Lignin residual content

According to the method described by Templeton and Ehrman (1995) for the determination of residual of lignin (Klason lignin) from biodegradation of sugarcane bagasse, the obtained result referred that the laccase enzyme from Lysinibacillus macroides strain LSO had the capacity to degrade the sugarcane bagasse to about 7% under batch fermentation conditions.
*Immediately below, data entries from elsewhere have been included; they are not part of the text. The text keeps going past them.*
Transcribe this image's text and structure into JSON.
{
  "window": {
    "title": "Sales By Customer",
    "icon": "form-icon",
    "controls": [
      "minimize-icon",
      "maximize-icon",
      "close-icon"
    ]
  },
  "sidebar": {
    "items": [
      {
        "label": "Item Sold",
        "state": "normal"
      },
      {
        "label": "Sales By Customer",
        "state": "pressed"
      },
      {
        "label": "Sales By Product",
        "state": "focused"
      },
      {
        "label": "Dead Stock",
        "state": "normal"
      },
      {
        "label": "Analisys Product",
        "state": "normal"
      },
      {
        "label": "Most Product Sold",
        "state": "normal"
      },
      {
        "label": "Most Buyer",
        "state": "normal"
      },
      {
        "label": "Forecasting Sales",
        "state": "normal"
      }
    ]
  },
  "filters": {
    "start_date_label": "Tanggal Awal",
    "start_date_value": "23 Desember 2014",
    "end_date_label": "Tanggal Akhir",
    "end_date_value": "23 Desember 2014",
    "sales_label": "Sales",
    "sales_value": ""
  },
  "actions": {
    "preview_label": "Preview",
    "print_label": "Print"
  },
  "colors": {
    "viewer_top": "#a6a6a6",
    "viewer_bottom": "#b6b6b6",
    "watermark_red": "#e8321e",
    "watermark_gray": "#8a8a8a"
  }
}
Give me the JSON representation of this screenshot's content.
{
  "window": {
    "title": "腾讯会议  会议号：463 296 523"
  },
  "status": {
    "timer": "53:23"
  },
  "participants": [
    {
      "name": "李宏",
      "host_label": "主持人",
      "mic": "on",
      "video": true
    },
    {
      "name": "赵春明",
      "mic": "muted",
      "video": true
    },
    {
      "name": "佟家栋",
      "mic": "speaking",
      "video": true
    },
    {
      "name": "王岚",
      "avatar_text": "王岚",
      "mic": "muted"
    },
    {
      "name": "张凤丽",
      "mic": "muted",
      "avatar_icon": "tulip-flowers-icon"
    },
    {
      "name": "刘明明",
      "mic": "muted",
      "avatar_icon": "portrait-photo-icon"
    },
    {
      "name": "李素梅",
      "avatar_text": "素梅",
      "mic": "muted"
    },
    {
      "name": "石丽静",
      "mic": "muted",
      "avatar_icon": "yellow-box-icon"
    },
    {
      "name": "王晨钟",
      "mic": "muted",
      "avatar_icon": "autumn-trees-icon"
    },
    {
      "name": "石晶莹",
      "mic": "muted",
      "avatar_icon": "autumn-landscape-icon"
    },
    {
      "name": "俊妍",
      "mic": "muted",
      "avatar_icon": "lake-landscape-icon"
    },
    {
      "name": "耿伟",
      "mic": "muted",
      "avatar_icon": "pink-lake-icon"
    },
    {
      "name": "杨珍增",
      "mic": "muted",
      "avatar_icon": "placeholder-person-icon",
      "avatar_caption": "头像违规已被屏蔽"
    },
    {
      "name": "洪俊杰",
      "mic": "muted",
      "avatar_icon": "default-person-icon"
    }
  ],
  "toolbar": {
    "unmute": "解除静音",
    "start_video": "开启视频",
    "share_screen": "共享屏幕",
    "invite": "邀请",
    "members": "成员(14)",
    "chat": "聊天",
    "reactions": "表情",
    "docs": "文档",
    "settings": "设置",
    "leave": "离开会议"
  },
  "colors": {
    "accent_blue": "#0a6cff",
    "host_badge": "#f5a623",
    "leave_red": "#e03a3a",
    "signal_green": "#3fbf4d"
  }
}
The lignin content for raw sugarcane bagasse was approximately 25.5%, whilst the estimation lignin content after bio-ligninolysis process via Lysinibacillus macroides strain LSO was 18.5%. This study is the first report to show that the production of extracellular Lysinibacillus macroides laccase in lag phase was up-scaled using bio-waste raw material.

Conclusion

It is of primary importance to explore bacterial species with novel ligninolytic abilities. Therefore, the current study was aimed to isolate the most potent extracellular laccase-producing bacteria from different discharged sites of Alexandria paper and pulp industries, increase efficiency laccase productivity by a local isolate Lysinibacillus macroides strain LSO using low-cost carbon sources, such as the sugarcane bagasse on large-scale cultivation through a sequential optimization strategy. The data obtained revealed that the selected isolate is designated as Lysinibacillus macroides LSO (MN216323) used as a laccase producer model. The sugarcane bagasse, NH₄Cl, CuSO₄·5H₂O, and MnSO₄·H₂O were chosen among the examined variables dependent on their high positive impact on the laccase efficiency through 2-level Plackett–Burman design. A near-optimum medium formulation was obtained that the laccase yield increased by more than 16.94 times comparing with the initial basal medium. RCCD was used to develop a quadratic polynomial model that correlates the relationship between all four variables and laccase productivity. The predicted optimum laccase activity was 3957 U L⁻¹ min⁻¹, which was 36.6 times the activity with the unoptimized medium. Subsequently, the monitoring of experimental bacterium growth and laccase productivity was carried out under shake flask and submerged batch fermentation using 10-L bench-top bioreactor. The independency of enzyme production on bacterial growth was observed, where the laccase productivity reached maximum titre (7653 U L⁻¹ min⁻¹) at lag phase, which is 70.8 times more than that obtained by the unoptimized basal medium.